Predicting which way you'll vote tomorrow could come down to a simple "like" on Facebook.
That's according to a University of Canterbury PhD researcher who has published a new paper looking at how publicly available social media activity can tell us much about voter intentions.
"We leave digital traces behind whenever we click on something on the web," Jakob Baek Kristensen said.
"This research shows that a person's political 'likes' on Facebook can predict the party they vote for with fairly high accuracy."
Marketing firms such as Cambridge Analytica, which claim to have secured the victory of Donald Trump and the Brexit campaign, were attributing their abilities to the predictive powers of big and broad data.
Although the area was still largely unexplored, Kristensen's research showed that only very little, publicly available data was needed to predict which way someone would vote.
By liking politicians' public Facebook posts, a person's voting intention could be predicted with up to 70 per cent accuracy in a multi-party system.
"A few selective digital traces produce prediction accuracies that are on par or even greater than most current approaches based upon bigger and broader datasets.
"Combining the online and offline, we connect a subsample of surveyed respondents to their public Facebook activity and apply machine learning classifiers to explore the link between their political liking behaviour and actual voting intention.
"Through this work, we show that even a single selective Facebook 'like' can reveal as much about political voter intention as hundreds of heterogeneous 'likes'.

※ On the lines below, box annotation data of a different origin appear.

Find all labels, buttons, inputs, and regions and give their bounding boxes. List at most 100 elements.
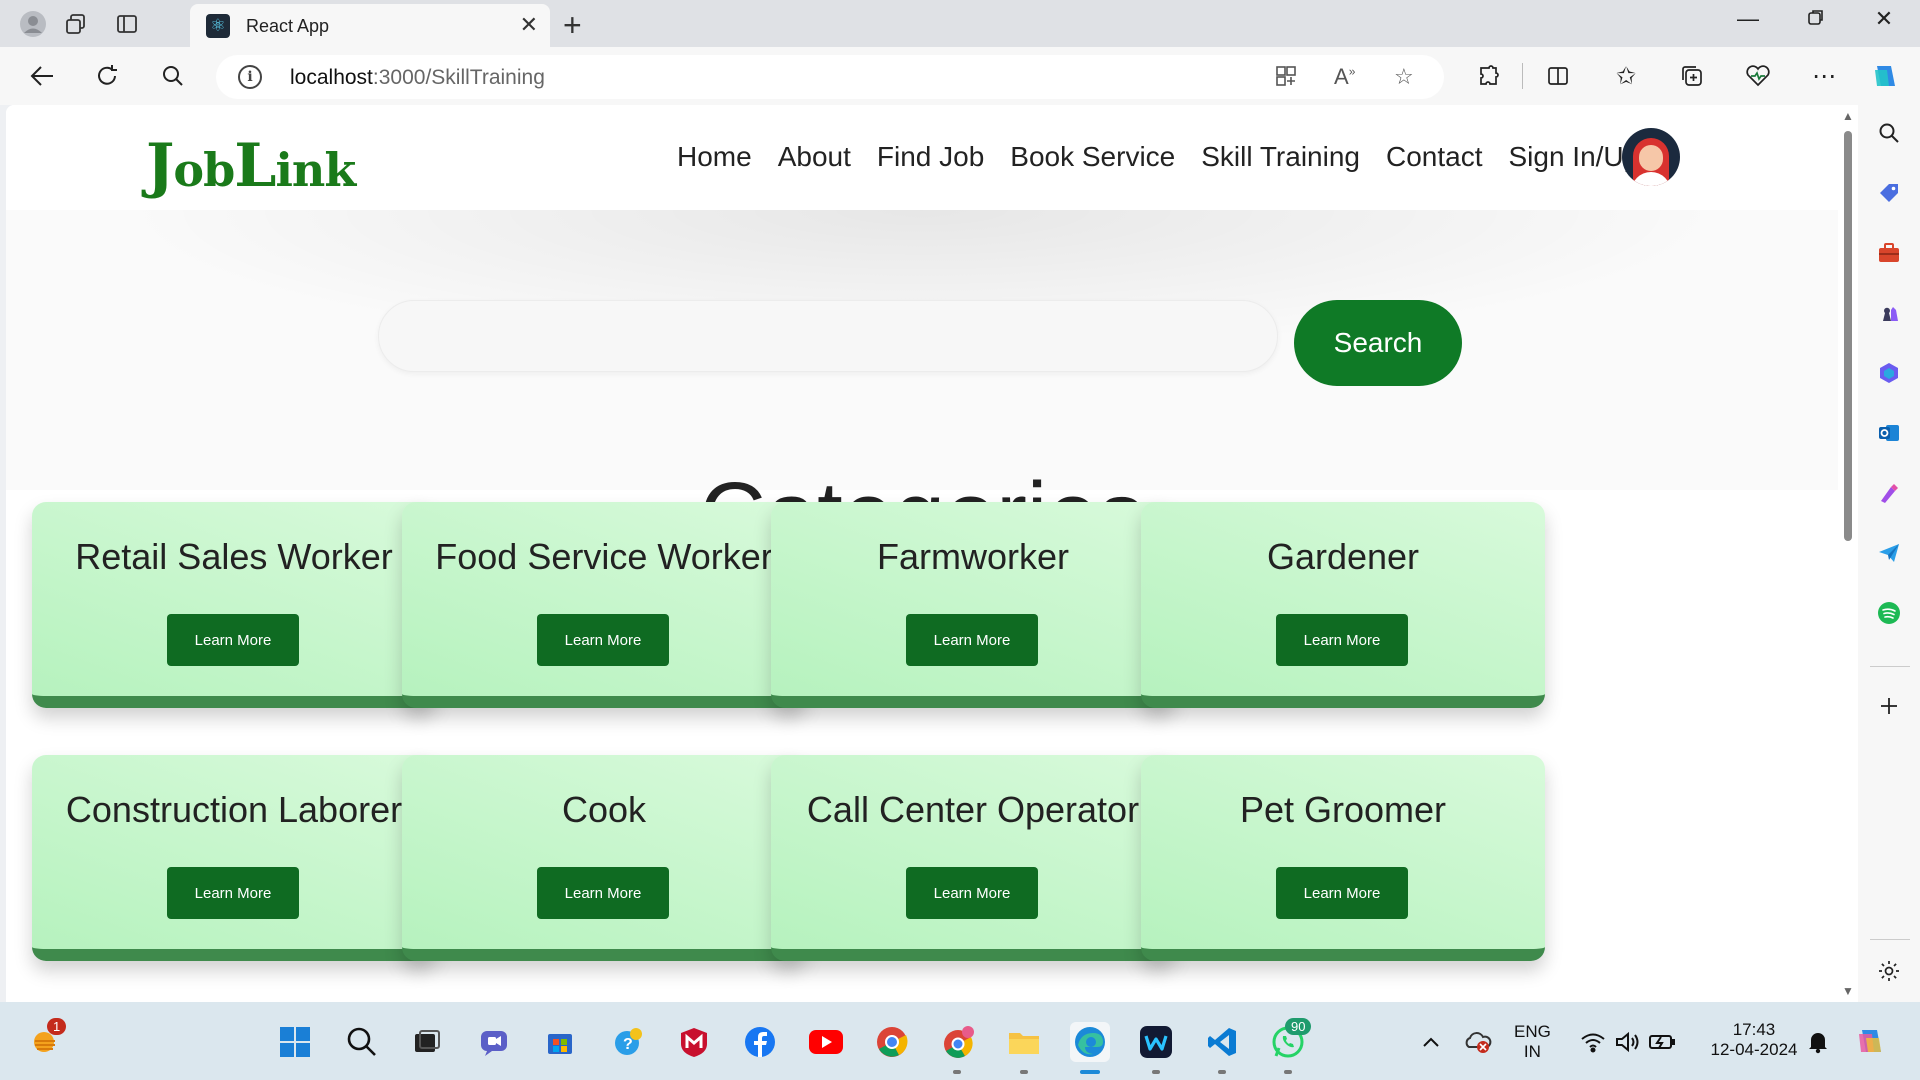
taskbar-search-icon[interactable]	[342, 1022, 382, 1062]
card-title: Farmworker	[876, 536, 1069, 577]
workspaces-icon[interactable]	[60, 8, 92, 40]
weather-badge: 1	[47, 1018, 67, 1035]
scroll-down-icon[interactable]: ▼	[1842, 984, 1854, 998]
notifications-bell-icon[interactable]	[1798, 1022, 1838, 1062]
collections-icon[interactable]	[1675, 59, 1709, 93]
copilot-taskbar-icon[interactable]	[1850, 1022, 1890, 1062]
microsoft-store-icon[interactable]	[540, 1022, 580, 1062]
minimize-icon[interactable]: —	[1728, 6, 1768, 32]
mcafee-icon[interactable]	[674, 1022, 714, 1062]
app-available-icon[interactable]	[1274, 64, 1298, 94]
site-logo[interactable]: JobLink	[146, 131, 356, 201]
address-bar[interactable]: i localhost:3000/SkillTraining A» ☆	[216, 55, 1444, 99]
scroll-thumb[interactable]	[1844, 131, 1852, 541]
tab-actions-icon[interactable]	[111, 8, 143, 40]
battery-charging-icon[interactable]	[1642, 1022, 1682, 1062]
avatar[interactable]	[1622, 128, 1680, 186]
learn-more-button[interactable]: Learn More	[167, 867, 299, 919]
tools-briefcase-icon[interactable]	[1873, 237, 1905, 269]
favorite-star-icon[interactable]: ☆	[1394, 64, 1414, 90]
back-icon[interactable]	[25, 59, 59, 93]
svg-text:?: ?	[623, 1036, 633, 1053]
chrome-profile-v-icon[interactable]	[938, 1022, 978, 1062]
spotify-icon[interactable]	[1873, 597, 1905, 629]
sidebar-settings-gear-icon[interactable]	[1873, 955, 1905, 987]
learn-more-button[interactable]: Learn More	[906, 614, 1038, 666]
volume-icon[interactable]	[1607, 1022, 1647, 1062]
youtube-icon[interactable]	[806, 1022, 846, 1062]
restore-icon[interactable]	[1796, 6, 1836, 32]
browser-essentials-icon[interactable]	[1741, 59, 1775, 93]
learn-more-button[interactable]: Learn More	[537, 614, 669, 666]
nav-contact[interactable]: Contact	[1386, 141, 1483, 173]
show-hidden-icons-chevron-icon[interactable]	[1411, 1022, 1451, 1062]
start-windows-icon[interactable]	[275, 1022, 315, 1062]
profile-icon[interactable]	[17, 8, 49, 40]
designer-icon[interactable]	[1873, 477, 1905, 509]
favorites-icon[interactable]: ✩	[1609, 59, 1643, 93]
close-tab-icon[interactable]: ✕	[520, 12, 538, 38]
get-help-icon[interactable]: ?	[608, 1022, 648, 1062]
language-indicator[interactable]: ENG IN	[1514, 1022, 1551, 1062]
outlook-icon[interactable]	[1873, 417, 1905, 449]
search-icon[interactable]	[156, 59, 190, 93]
copilot-icon[interactable]	[1868, 59, 1902, 93]
learn-more-button[interactable]: Learn More	[167, 614, 299, 666]
url-text[interactable]: localhost:3000/SkillTraining	[290, 66, 545, 90]
learn-more-button[interactable]: Learn More	[537, 867, 669, 919]
file-explorer-icon[interactable]	[1004, 1022, 1044, 1062]
scroll-up-icon[interactable]: ▲	[1842, 109, 1854, 123]
refresh-icon[interactable]	[90, 59, 124, 93]
nav-skill-training[interactable]: Skill Training	[1201, 141, 1360, 173]
onedrive-error-icon[interactable]	[1458, 1022, 1498, 1062]
windows-taskbar: 1 ? 90 ENG IN 17:43 12-04-2024	[0, 1002, 1920, 1080]
app-w-icon[interactable]	[1136, 1022, 1176, 1062]
search-button[interactable]: Search	[1294, 300, 1462, 386]
sidebar-search-icon[interactable]	[1873, 117, 1905, 149]
card-title: Gardener	[1266, 536, 1420, 577]
whatsapp-badge: 90	[1285, 1018, 1312, 1035]
read-aloud-icon[interactable]: A»	[1334, 64, 1355, 90]
shopping-tag-icon[interactable]	[1873, 177, 1905, 209]
clock[interactable]: 17:43 12-04-2024	[1700, 1020, 1808, 1060]
nav-sign-in-up[interactable]: Sign In/Up	[1508, 141, 1639, 173]
facebook-icon[interactable]	[740, 1022, 780, 1062]
react-favicon-icon: ⚛	[206, 14, 230, 38]
add-sidebar-app-icon[interactable]	[1873, 690, 1905, 722]
extensions-icon[interactable]	[1472, 59, 1506, 93]
tab-title: React App	[246, 16, 330, 36]
task-view-icon[interactable]	[407, 1022, 447, 1062]
edge-sidebar	[1858, 105, 1920, 1002]
send-telegram-icon[interactable]	[1873, 537, 1905, 569]
close-window-icon[interactable]: ✕	[1864, 6, 1904, 32]
card-title: Cook	[561, 789, 647, 830]
category-card: Retail Sales Worker Learn More	[32, 502, 436, 708]
card-title: Construction Laborer	[65, 789, 403, 830]
site-info-icon[interactable]: i	[238, 65, 262, 89]
category-card: Farmworker Learn More	[771, 502, 1175, 708]
card-title: Food Service Worker	[435, 536, 773, 577]
new-tab-icon[interactable]: +	[563, 7, 582, 44]
learn-more-button[interactable]: Learn More	[1276, 614, 1408, 666]
nav-home[interactable]: Home	[677, 141, 752, 173]
nav-book-service[interactable]: Book Service	[1010, 141, 1175, 173]
site-header: JobLink Home About Find Job Book Service…	[6, 105, 1838, 210]
active-tab[interactable]: ⚛ React App ✕	[190, 4, 550, 47]
card-title: Call Center Operator	[806, 789, 1140, 830]
learn-more-button[interactable]: Learn More	[1276, 867, 1408, 919]
main-nav: Home About Find Job Book Service Skill T…	[677, 141, 1639, 173]
category-card: Gardener Learn More	[1141, 502, 1545, 708]
edge-browser-icon[interactable]	[1070, 1022, 1110, 1062]
more-options-icon[interactable]: ⋯	[1807, 59, 1841, 93]
split-screen-icon[interactable]	[1541, 59, 1575, 93]
teams-chat-icon[interactable]	[474, 1022, 514, 1062]
learn-more-button[interactable]: Learn More	[906, 867, 1038, 919]
nav-about[interactable]: About	[778, 141, 851, 173]
games-chess-icon[interactable]	[1873, 297, 1905, 329]
page-scrollbar[interactable]: ▲ ▼	[1838, 105, 1858, 1002]
chrome-profile-icon[interactable]	[872, 1022, 912, 1062]
nav-find-job[interactable]: Find Job	[877, 141, 984, 173]
search-input[interactable]	[378, 300, 1278, 372]
microsoft365-icon[interactable]	[1873, 357, 1905, 389]
vscode-icon[interactable]	[1202, 1022, 1242, 1062]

Within the field of election forecasting, research has shown the potential for predicting election outcomes based on digital data from a diverse range of platforms including YouTube, Google, Twitter, Facebook, and even Wikipedia.
"The techniques we developed are not language dependent and can be employed in any country where Facebook is popular with the general population," he said.
"Future work will involve drawing on the results from our paper and using them to make election result predictions."